For students and practitioners of complementary and alternative therapy everywhere.
Writing For The Web
Writing for The Web by Jane Thurnell-Read
Many practitioners now have web sites and need to write material specifically for it, but often they make some really simple mistakes. Hopefully once you’ve read this article, you won’t do that.
When you write for the web, you need to remember you are writing for two different audiences – your human site visitors and the search engine spiders/robots, who trawl the web deciding what each page is about. If you don’t get it right for your human visitors, then people won’t stay long on your web site or take the action (buying something, booking an appointment, etc.) that you wish. If you don’t get it right for the robots, you won’t get many people to visit your web site in the first place.
Teasing Titles Don’t Work
The title of the article is really important. In traditional journalism titles/headlines are often designed to tease, outrage or intrigue the reader, so the reader reads on. But web titles serve a completely different purpose. They serve to tell the search engines what the page is about. And, crucially, the search engines aren’t people – they’re computers. So titles need to be clear with the words that sum up what the page is about in the title. So don’t have headlines such as ‘Take Your Time – Let Us Help You’ as the search engine won’t know what the page is about. Be explicit, so don’t use ‘Information On Our Therapies’ – you need to list the therapies.

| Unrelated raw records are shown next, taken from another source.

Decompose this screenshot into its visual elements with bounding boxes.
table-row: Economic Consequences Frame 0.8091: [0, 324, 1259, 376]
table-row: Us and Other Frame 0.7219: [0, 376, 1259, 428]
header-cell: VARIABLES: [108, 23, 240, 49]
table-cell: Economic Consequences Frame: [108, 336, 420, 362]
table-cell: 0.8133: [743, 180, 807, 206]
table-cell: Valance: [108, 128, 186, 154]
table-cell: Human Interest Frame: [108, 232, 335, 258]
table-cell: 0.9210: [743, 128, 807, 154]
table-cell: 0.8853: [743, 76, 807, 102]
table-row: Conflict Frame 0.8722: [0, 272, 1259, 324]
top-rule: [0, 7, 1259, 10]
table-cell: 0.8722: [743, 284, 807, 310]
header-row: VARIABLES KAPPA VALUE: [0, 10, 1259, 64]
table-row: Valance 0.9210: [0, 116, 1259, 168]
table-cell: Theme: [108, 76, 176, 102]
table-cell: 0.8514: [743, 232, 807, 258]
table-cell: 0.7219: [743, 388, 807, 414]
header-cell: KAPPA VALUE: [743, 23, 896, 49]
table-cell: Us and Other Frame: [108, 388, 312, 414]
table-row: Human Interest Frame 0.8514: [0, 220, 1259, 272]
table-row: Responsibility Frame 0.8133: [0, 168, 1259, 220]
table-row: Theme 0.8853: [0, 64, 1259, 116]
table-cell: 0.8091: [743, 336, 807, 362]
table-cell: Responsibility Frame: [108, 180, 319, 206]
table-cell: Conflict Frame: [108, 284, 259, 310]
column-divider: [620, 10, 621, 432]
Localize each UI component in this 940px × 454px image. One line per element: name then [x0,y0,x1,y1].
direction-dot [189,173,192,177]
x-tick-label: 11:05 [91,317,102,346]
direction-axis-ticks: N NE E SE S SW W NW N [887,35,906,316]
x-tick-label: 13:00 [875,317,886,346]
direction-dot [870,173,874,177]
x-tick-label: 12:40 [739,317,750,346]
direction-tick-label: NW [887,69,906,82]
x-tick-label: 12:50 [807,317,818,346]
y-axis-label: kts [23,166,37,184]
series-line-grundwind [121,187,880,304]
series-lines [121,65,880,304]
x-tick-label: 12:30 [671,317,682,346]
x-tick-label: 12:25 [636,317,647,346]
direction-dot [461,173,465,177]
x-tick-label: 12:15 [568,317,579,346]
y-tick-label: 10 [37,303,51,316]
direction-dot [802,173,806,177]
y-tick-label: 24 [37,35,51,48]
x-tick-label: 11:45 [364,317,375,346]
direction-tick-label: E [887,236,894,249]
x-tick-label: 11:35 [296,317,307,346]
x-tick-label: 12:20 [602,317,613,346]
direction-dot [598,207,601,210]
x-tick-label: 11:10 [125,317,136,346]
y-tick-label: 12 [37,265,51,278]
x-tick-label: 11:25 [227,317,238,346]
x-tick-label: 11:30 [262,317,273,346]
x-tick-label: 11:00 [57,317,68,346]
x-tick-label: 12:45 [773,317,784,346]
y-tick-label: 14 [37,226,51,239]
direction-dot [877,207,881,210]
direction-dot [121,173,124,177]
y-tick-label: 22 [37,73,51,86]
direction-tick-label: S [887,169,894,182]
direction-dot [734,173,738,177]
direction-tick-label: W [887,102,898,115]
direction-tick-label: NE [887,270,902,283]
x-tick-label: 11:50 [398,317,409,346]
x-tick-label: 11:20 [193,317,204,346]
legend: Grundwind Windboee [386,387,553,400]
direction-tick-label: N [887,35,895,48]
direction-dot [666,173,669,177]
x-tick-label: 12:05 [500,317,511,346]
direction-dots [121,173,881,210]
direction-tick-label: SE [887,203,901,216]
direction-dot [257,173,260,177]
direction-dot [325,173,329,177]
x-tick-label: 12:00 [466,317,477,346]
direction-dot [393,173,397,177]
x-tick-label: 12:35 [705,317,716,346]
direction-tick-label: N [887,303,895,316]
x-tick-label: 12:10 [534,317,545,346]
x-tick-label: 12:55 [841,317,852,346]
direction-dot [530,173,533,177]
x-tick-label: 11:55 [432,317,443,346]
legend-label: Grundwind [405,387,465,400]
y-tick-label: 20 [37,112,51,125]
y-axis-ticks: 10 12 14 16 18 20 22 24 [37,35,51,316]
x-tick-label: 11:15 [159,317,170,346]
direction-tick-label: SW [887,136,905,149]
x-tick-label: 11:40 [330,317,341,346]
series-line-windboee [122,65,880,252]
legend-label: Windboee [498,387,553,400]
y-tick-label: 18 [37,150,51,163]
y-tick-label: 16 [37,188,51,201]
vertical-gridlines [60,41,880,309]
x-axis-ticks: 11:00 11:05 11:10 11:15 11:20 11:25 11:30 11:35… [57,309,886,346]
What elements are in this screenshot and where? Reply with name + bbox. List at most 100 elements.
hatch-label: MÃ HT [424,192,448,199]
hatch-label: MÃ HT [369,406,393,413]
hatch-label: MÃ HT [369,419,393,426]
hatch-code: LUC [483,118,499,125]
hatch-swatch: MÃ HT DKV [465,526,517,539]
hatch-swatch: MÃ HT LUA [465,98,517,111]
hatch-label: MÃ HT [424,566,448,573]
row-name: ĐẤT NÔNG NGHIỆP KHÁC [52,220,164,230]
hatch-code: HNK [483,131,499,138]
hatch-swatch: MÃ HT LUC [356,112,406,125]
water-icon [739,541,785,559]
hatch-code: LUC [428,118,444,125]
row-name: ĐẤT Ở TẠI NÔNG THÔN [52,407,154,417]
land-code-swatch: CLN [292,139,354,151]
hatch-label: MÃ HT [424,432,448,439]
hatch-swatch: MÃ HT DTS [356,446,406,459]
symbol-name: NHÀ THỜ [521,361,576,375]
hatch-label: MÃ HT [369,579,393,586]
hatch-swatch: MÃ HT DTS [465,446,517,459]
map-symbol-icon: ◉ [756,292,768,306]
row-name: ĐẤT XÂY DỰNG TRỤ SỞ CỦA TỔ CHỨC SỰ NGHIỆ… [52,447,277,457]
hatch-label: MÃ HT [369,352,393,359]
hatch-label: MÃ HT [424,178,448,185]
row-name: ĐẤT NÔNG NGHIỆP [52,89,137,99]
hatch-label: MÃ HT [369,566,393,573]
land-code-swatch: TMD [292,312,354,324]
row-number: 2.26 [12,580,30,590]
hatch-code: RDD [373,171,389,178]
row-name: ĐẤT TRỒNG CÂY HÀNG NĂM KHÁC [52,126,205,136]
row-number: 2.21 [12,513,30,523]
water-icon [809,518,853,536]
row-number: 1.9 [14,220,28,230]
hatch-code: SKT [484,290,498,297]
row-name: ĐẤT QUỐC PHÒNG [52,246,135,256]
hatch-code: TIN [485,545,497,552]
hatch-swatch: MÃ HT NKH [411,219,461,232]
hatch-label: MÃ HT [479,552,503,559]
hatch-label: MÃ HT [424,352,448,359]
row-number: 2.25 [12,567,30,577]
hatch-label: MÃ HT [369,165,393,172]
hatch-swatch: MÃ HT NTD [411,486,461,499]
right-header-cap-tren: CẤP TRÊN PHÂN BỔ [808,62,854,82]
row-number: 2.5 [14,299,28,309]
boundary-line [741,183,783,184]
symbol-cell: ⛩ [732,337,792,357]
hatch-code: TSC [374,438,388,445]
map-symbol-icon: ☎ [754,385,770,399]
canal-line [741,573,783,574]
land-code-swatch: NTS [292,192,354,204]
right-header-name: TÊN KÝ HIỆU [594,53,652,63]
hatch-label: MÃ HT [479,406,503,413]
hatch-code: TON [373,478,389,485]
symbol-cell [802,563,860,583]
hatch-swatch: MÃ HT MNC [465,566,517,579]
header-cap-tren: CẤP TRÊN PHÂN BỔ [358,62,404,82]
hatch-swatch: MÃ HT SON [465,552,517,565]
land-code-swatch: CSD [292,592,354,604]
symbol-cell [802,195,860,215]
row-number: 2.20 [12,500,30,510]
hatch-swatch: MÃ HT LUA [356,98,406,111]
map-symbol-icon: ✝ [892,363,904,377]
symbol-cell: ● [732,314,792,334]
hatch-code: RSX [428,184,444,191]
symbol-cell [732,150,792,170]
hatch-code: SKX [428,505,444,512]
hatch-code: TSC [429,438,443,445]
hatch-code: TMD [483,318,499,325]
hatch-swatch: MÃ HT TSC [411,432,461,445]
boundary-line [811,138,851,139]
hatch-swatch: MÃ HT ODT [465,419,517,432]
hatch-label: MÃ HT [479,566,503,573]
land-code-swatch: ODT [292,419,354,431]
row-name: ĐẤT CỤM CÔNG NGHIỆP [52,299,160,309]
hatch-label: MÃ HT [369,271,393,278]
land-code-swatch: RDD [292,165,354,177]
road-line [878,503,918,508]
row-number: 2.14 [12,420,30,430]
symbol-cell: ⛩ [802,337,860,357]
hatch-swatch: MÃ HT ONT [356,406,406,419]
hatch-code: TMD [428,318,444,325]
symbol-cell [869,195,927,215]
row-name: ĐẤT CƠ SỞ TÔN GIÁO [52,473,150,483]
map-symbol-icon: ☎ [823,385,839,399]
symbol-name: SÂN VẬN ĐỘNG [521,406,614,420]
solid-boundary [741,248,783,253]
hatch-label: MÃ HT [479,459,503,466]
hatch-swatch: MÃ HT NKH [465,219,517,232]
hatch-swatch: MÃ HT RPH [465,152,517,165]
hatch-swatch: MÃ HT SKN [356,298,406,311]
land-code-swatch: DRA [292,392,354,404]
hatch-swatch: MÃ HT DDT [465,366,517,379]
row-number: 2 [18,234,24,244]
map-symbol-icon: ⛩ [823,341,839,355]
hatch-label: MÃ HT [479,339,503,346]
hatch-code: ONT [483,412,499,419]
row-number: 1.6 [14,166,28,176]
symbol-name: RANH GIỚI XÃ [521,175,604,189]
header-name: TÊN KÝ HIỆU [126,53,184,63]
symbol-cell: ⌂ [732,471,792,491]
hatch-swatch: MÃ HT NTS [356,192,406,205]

The Beginning Is Really Important
The traditional way of writing is to write an introduction, but the search engines give extra weight to words in the first few sentences in deciding what the page is about. When the search engines trawl the web, they take more notice of words and information that is higher up, so put the important stuff first. Don’t do a fun or leisurely introduction. Ask yourself what words people who would be interested in this article will use as search terms to find it. Use these words in the first paragraph.
In addition remember that the search engines present their results with a couple of lines summarising what the page is about. These words are often taken from the first part of the page, so they need to be words that will grab people’s attention. I learnt this information the hard way. I put a legal disclaimer at the beginning of each of the pages in the symptoms section of Health & Goodness. The search engines used this as a summary of what was on the page! This didn’t exactly inspire people to click on the link and visit my site. We’ve now moved the legal disclaimer to the bottom of these pages.
Images
People stay longer on a page if it has images, particularly images of people, so illustrate your pages with images. Use images of people smiling too rather than people looking sad and unhappy. Your visitors are likely to stay longer on the page. You can get some great images here.
What is Your Page About?
You may think it’s obvious, but sometimes people make some really basic mistakes. I have some friends who own a restaurant. I took a look at the home page of their web site for them. It looked beautiful – very minimalist and with beautiful images. It spoke ‘class’, but I used a tool that in a sense replicates what the search engine robots see and came up with a completely different analysis. This free SEO web tool counts the number of occurrences of each word on the page in question. When I ran this tool for my friends, the word ‘restaurant’ didn’t appear at all! I ran the tool for one of their rivals and they had over 30 instances of the word ‘restaurant’ on the home page. So, when the robots get to my friends’ home page it probably doesn’t realise that it is looking at a site about a restaurant! This means that they are getting far fewer visitors than they could, so somehow they need to balance the needs of the search engine robots and at the same time express the elegance and ambience of their restauran.t Interestingly, having done this for them, I ran the web tool on the Health & Goodness home page, feeling pretty confident that it would be fine, but I saw that I could improve my home page too. You can do this for any page just by putting the correct URL in. . Check out your own site and see what the search engines see.